Carmina

Carmina, 56 anos, foi vítima de violência doméstica durante dois anos, tendo estado acolhida na Casa de Abrigo Alcipe durante quase um ano. O caminho sinuoso que percorreu deu-lhe a força que nunca pensou conseguir para ultrapassar as barreiras que a vida lhe impôs. Hoje - mulher, mãe e avó - é feliz.

O que a levou à Casa de Abrigo Alcipe?

O meu ex-marido arranjou uma namorada e a partir daí começou a dar-me maus tratos psicológicos. Aguentei durante dois anos. Implicava com tudo, não lhe podia perguntar nada ou dar uma sugestão. Quando queria dizer alguma coisa, nunca estava de acordo e chateava-se. Então, para não chatear o senhor comecei a concordar sempre com tudo o que dizia.

Tínhamos uma loja em frente a casa e um dia, depois do expediente, perguntei-lhe por que tinha vendido os pinheiros sem me dizer nada. Revoltou-se e disse que ia ao escritório buscar a pistola e dar cabo de mim. Da maneira como ele se exprimiu, se tivesse ali ficado, não estava hoje aqui a contar a história. Ainda hoje, fico assustada com qualquer coisa, aquilo traumatizou-me para o resto da vida, vai morrer comigo.

Eu abria sempre a loja, porque ele levantava-se em cima da hora. [Um dia], estava a fazer a faturação, ele abriu a porta muito bruscamente e perguntou-me o que estava ali a fazer. “Eu estou aqui há 30 anos", disse-lhe.
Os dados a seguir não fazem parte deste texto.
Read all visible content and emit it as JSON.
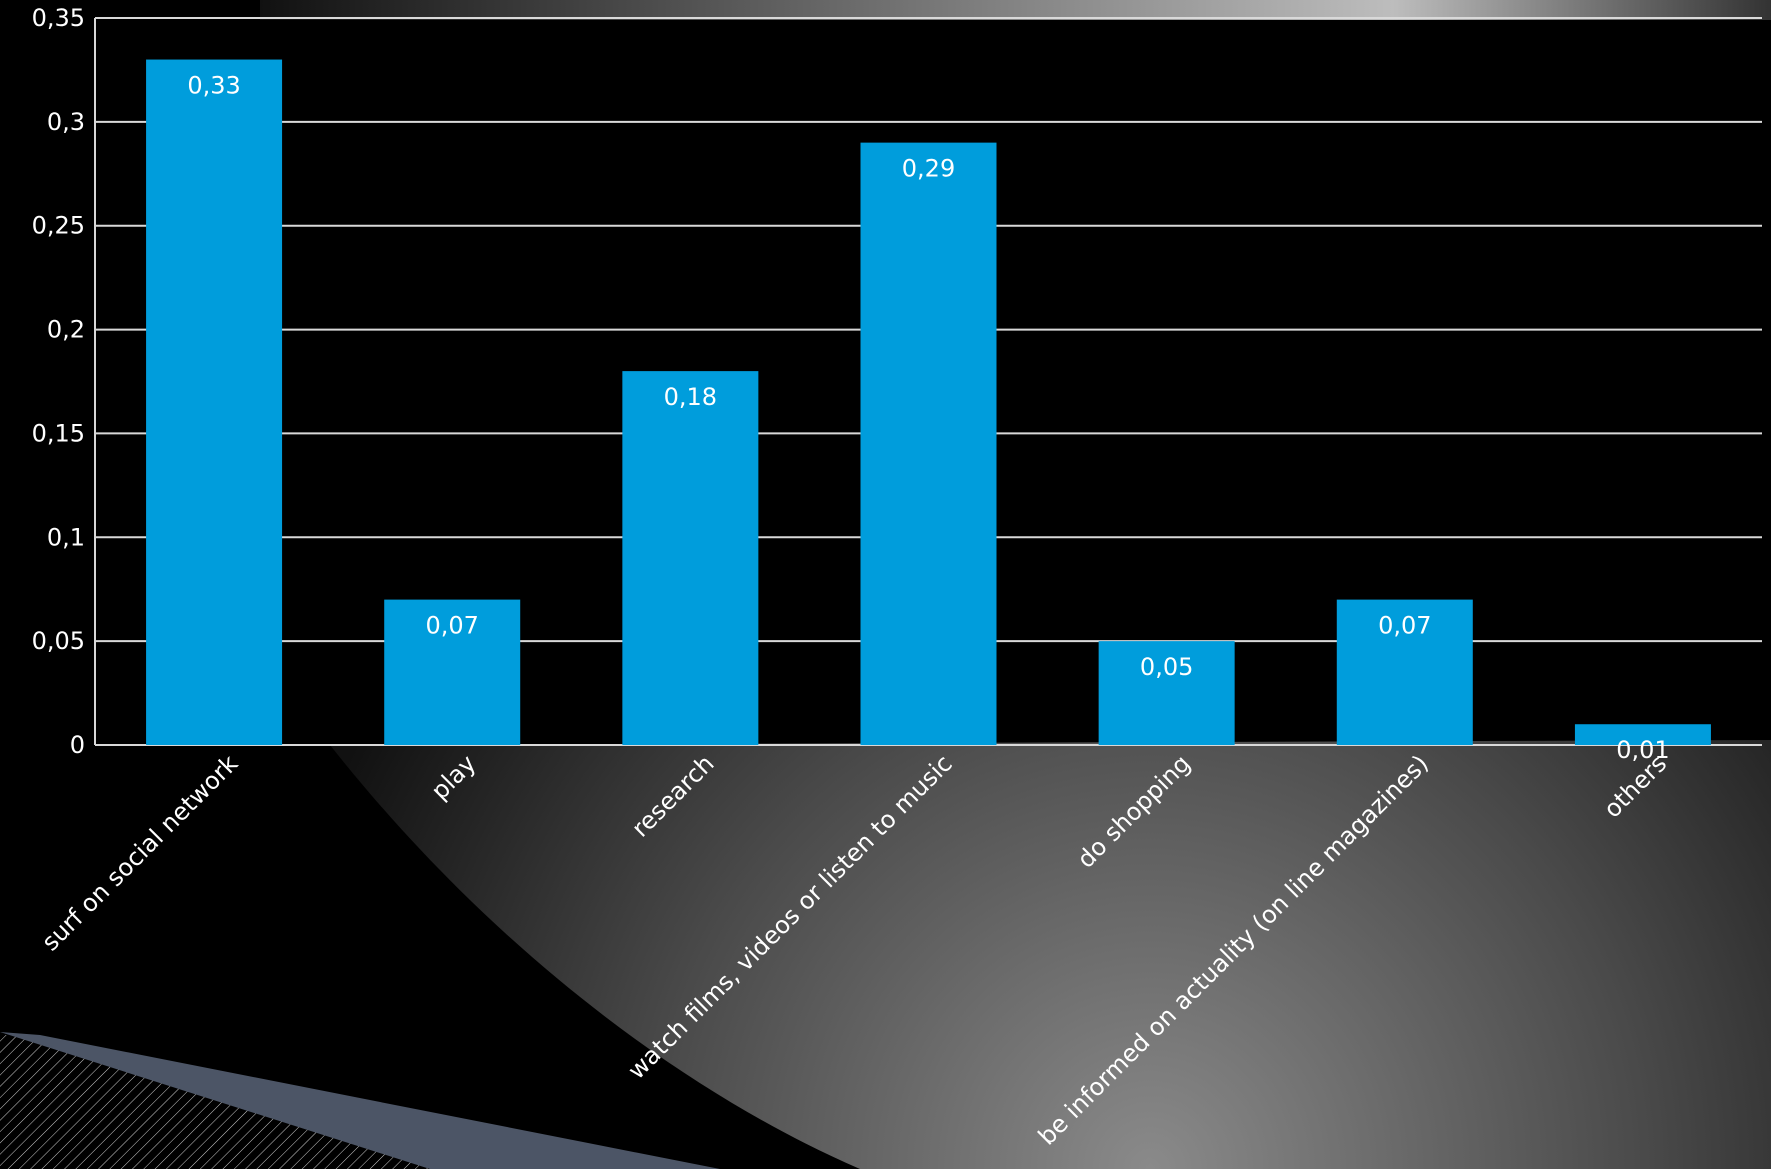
{
  "chart_data": {
    "type": "bar",
    "categories": [
      "surf on social network",
      "play",
      "research",
      "watch films, videos or listen to music",
      "do shopping",
      "be informed on actuality (on line magazines)",
      "others"
    ],
    "values": [
      0.33,
      0.07,
      0.18,
      0.29,
      0.05,
      0.07,
      0.01
    ],
    "data_labels": [
      "0,33",
      "0,07",
      "0,18",
      "0,29",
      "0,05",
      "0,07",
      "0,01"
    ],
    "y_ticks": [
      "0",
      "0,05",
      "0,1",
      "0,15",
      "0,2",
      "0,25",
      "0,3",
      "0,35"
    ],
    "ylim": [
      0,
      0.35
    ],
    "y_tick_step": 0.05,
    "title": "",
    "xlabel": "",
    "ylabel": "",
    "grid": true,
    "legend": "none",
    "colors": {
      "bar": "#009ddc",
      "grid": "#d9d9d9",
      "text": "#ffffff",
      "background": "#000000"
    }
  }
}
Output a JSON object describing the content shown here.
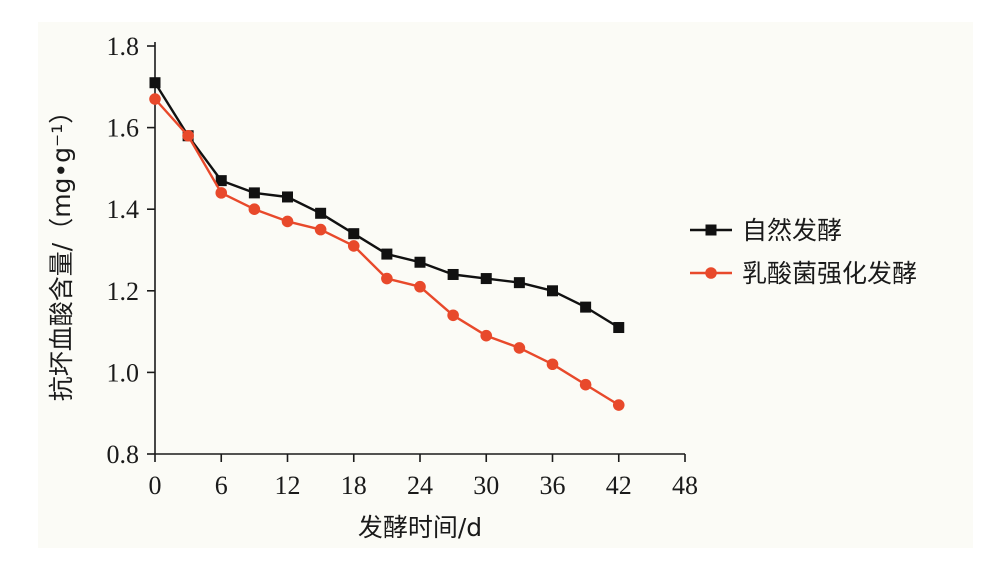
{
  "chart_data": {
    "type": "line",
    "xlabel": "发酵时间/d",
    "ylabel": "抗坏血酸含量/（mg•g⁻¹）",
    "xlim": [
      0,
      48
    ],
    "ylim": [
      0.8,
      1.8
    ],
    "xticks": [
      0,
      6,
      12,
      18,
      24,
      30,
      36,
      42,
      48
    ],
    "yticks": [
      0.8,
      1.0,
      1.2,
      1.4,
      1.6,
      1.8
    ],
    "ytick_labels": [
      "0.8",
      "1.0",
      "1.2",
      "1.4",
      "1.6",
      "1.8"
    ],
    "grid": false,
    "legend_position": "right",
    "x": [
      0,
      3,
      6,
      9,
      12,
      15,
      18,
      21,
      24,
      27,
      30,
      33,
      36,
      39,
      42
    ],
    "series": [
      {
        "name": "自然发酵",
        "marker": "square",
        "color": "#111111",
        "values": [
          1.71,
          1.58,
          1.47,
          1.44,
          1.43,
          1.39,
          1.34,
          1.29,
          1.27,
          1.24,
          1.23,
          1.22,
          1.2,
          1.16,
          1.11
        ]
      },
      {
        "name": "乳酸菌强化发酵",
        "marker": "circle",
        "color": "#e8492b",
        "values": [
          1.67,
          1.58,
          1.44,
          1.4,
          1.37,
          1.35,
          1.31,
          1.23,
          1.21,
          1.14,
          1.09,
          1.06,
          1.02,
          0.97,
          0.92
        ]
      }
    ]
  }
}
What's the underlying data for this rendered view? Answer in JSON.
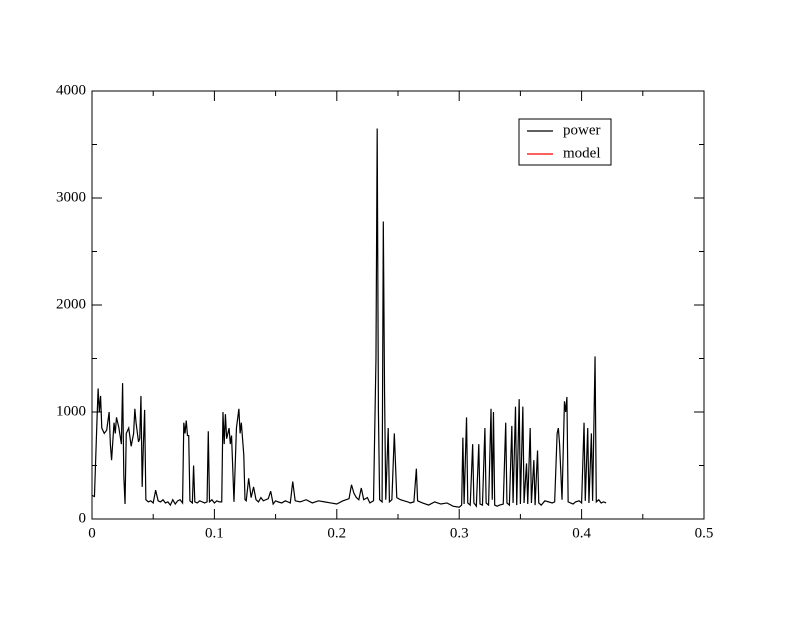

Tudo o que estava em cima da secretária foi parar ao chão, deu pontapés a tudo o que tinha à frente e eu chamei a polícia, mas polícia demorou a chegar. A polícia registou a ocorrência mas nada foi feito, ele também era uma pessoa muito conhecida na zona.

Procurou a ajuda da família ou amigos?

Quando fui ameaçada de morte, a não ser à minha cunhada, não disse a mais ninguém, só mais tarde é que contei a uma irmã minha. Não queria que a minha família soubesse. Sempre fomos vistos como um casal feliz e estava sempre tudo bem, éramos um casal invejado por muita gente e só mais tarde, quando já não aguentava mais, decidi contar a essa minha irmã que comunicou à minha irmã mais velha que foi comunicar à APAV.

Como ele era uma pessoa conhecida e tínhamos uma casa aberta, não queria divulgar o que se estava a passar. Sentia vergonha de ir dizer a alguém ou até à minha família o que se estava a passar. Não é nada fácil a abrir um livro que não era o livro que eu queria abrir. O livro da parte boa estava aberto, agora aquela parte estava fechada a sete chaves, mas aquilo que eu estava a passar foi mais forte do que eu e tive mesmo que ir à APAV.

O que a fez tomar a decisão de sair de casa?

Quando me ameaçou com a pistola, na APAV perguntaram-me se já tinha pensado que estava em perigo de vida e que tinha de sair de casa. Tinha a minha filha, que era e é tudo para mim, e deixá-la foi um trauma muito grande, mas eu tive que me decidir. É preciso muita força e eu tive que a ganhar. Arranjei energia e muita força para continuar em frente, apesar de não ser fácil, mas não tive outra solução.

Qual foi a primeira impressão da Casa de Abrigo?

Fui muito bem acolhida. Estive lá quase um ano. Não é fácil estarmos numa Casa de Abrigo, porque, por vezes, pensava na minha casa, na minha filha, mas como fui tão bem acolhida superei muito bem.

Como foi libertar-se de uma vida assim?

Eu dizia que era feliz no meu casamento, mas não era. Não fui uma mulher para ele, era uma criada. Aquilo foi um pesadelo que vivi durante dois anos e ter-me libertado foi ótimo e quando saí da Casa de Abrigo cheguei à conclusão de que afinal não tinha sido feliz. Aquele sossego de que precisava, aquela paz que não tinha há mais de dois anos para mim foi ótimo. Aprende-se muito pelo lado positivo.

E hoje, quem é a Carmina?

Esta Carmina hoje é diferente, sempre com um sorriso, revoltada ao mesmo tempo, mas tento ultrapassar isso. Tenho alturas em que penso como é possível ter trabalhado tanto ao longo da vida e hoje se quero ter uma casa tenho que estar a pagar renda. Apesar de não pensar sempre nisso, revolta-me, tento pôr para trás das costas.